Please read the relevant version info on the right side.
I think some experimentation is still needed with the generation workflow especially on version 2.0
If you get good results please share your settings.
This model was trained 4000 steps with the provided musubi training files running for about 5 hours on a 5090 and consuming around 25GB vram. I used 56x145 frame clips at 24 seconds.
These I got by running a script to splice longer videos (attached to the files if you want to use it, just put it in the folder with the long form videos and run it with the path to the output dir and you get the cuts).
I've included the training files in the training data, I used this to train: https://github.com/AkaneTendo25/musubi-tuner/tree/ltx-2
(some comments have stated that branch ltx-2-dev has more bug fixes so going to try that next).

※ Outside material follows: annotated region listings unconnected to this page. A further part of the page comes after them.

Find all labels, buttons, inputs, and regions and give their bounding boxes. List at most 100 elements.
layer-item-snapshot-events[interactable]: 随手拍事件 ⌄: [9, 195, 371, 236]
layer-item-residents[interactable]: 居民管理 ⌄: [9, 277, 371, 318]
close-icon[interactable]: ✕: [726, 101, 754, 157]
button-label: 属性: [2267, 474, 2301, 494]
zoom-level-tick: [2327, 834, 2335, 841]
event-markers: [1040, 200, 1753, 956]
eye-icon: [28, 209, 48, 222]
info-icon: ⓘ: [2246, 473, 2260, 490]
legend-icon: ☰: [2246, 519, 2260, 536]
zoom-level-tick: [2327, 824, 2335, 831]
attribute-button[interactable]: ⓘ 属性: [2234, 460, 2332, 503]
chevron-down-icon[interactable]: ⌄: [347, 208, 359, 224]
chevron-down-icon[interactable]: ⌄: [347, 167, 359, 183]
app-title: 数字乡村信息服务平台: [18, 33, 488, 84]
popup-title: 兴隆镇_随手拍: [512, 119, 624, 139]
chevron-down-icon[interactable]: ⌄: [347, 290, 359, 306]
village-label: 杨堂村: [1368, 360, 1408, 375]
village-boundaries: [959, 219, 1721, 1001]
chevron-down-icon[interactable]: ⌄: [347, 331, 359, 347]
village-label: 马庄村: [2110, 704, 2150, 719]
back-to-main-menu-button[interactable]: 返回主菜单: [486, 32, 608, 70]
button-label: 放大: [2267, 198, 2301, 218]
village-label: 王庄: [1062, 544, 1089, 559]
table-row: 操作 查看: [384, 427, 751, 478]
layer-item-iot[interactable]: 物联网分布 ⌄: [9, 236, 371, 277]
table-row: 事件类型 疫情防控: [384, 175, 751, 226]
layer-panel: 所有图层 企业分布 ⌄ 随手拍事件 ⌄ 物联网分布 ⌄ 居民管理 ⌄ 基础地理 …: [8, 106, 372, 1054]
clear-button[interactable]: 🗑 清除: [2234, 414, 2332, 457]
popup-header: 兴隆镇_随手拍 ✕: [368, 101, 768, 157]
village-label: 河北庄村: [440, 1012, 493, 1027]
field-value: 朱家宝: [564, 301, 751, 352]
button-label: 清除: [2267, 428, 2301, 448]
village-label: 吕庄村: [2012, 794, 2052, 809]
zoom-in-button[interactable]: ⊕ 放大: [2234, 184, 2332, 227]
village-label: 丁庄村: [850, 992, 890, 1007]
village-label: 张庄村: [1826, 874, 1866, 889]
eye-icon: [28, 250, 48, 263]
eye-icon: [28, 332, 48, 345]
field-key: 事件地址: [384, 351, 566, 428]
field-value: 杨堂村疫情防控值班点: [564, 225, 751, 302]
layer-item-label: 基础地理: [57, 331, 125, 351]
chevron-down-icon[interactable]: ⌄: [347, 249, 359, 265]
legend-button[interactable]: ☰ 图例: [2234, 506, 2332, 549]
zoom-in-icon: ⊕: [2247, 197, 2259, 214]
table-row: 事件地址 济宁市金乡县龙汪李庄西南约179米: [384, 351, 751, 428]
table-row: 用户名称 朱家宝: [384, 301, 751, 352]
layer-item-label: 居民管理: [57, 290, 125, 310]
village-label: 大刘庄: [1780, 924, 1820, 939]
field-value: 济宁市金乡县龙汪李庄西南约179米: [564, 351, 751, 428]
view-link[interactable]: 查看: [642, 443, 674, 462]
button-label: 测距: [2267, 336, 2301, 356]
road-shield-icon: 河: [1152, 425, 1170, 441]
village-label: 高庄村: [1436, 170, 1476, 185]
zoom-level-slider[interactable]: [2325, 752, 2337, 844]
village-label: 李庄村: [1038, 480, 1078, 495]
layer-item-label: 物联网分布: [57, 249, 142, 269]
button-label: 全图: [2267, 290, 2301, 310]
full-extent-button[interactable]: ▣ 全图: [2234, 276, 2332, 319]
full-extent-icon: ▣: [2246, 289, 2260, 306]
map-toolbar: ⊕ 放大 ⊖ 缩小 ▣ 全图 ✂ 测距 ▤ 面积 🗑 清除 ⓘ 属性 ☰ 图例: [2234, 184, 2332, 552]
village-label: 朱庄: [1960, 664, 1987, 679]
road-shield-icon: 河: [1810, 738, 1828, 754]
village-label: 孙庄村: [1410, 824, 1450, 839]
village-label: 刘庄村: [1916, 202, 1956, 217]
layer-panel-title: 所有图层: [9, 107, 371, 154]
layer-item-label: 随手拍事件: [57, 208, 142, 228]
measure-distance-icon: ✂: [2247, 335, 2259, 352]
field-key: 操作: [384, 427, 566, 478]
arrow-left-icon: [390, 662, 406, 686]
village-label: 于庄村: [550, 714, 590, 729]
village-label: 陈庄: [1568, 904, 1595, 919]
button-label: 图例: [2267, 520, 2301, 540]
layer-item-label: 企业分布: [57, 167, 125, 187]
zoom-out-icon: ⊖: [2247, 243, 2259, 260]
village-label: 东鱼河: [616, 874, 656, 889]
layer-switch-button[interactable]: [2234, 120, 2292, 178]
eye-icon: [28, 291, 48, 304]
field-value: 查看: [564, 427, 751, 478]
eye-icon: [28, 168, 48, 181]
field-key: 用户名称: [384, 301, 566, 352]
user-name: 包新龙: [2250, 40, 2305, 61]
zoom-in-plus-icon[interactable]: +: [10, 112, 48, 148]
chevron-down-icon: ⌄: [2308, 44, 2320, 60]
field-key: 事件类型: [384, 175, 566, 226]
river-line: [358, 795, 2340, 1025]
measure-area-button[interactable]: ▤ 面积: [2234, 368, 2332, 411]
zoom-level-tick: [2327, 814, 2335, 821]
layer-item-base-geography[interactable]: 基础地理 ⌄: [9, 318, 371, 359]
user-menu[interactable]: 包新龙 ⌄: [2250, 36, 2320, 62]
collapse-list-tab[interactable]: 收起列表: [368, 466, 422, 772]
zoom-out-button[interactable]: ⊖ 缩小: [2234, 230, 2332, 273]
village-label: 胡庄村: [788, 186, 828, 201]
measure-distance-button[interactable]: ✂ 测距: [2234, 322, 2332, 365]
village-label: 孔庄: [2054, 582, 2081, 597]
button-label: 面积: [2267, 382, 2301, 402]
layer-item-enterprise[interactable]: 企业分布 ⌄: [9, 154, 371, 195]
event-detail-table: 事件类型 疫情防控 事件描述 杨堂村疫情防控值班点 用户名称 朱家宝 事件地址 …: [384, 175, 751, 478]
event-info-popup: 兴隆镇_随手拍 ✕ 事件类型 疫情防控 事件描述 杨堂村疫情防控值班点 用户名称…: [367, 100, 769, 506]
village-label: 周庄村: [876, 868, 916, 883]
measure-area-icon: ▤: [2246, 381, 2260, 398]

I definitely feel it's undercooked but the loss hasn't gone down too much last 1500 steps so I won't push this run any further. Specifically I think training at rank 8 seems to be a bit too little for it to learn the motion and also 1e-4 might be a bit small. Going to try with Prodigy rank 16 for the next iteration but regardless, I absolutely love the quality of the generated image as well as the sound seems to have trained remarkably well.
The workflows for both the starting image and the i2v are my own concoction and are attached to the image / video.
If you have any suggestions on the training / workflows feel free to share.
Hope I didn't miss anything.
Peace!
Description
Changes in training methodology compared to v1:
5000 steps
rank 16
512x768 res instead of 512x512
a little bit extended dataset but dont think that's very relevant
Honestly I think the lora might be actually fine, but the video gen settings might not be the best. I've noticed that disabling the 50% scale node and generating everything directly in full res definitely works a lot better at drawing the pussy correctly.
Also did a test using the phr00t finetune of ltx and that seems to work well in i2v as long as you apply a -0.2-0.4 to the distill lora (otherwise it butchers the starting image).
You can download the phr00t version here: https://huggingface.co/Phr00t/LTX2-Rapid-Merges/resolve/main/nsfw/ltx2-phr00tmerge-nsfw-v62.safetensors?download=true
All the videos are i2v and have the workflows attached to them so you can download them and see which is which.
Going to try and do a rank 64 version of it with the same settings plus some block swap to see if that helps it learn the vagina concept better.
I think some more experimentation is required in figuring out the correct gen settings so if you find some settings that give good results do share.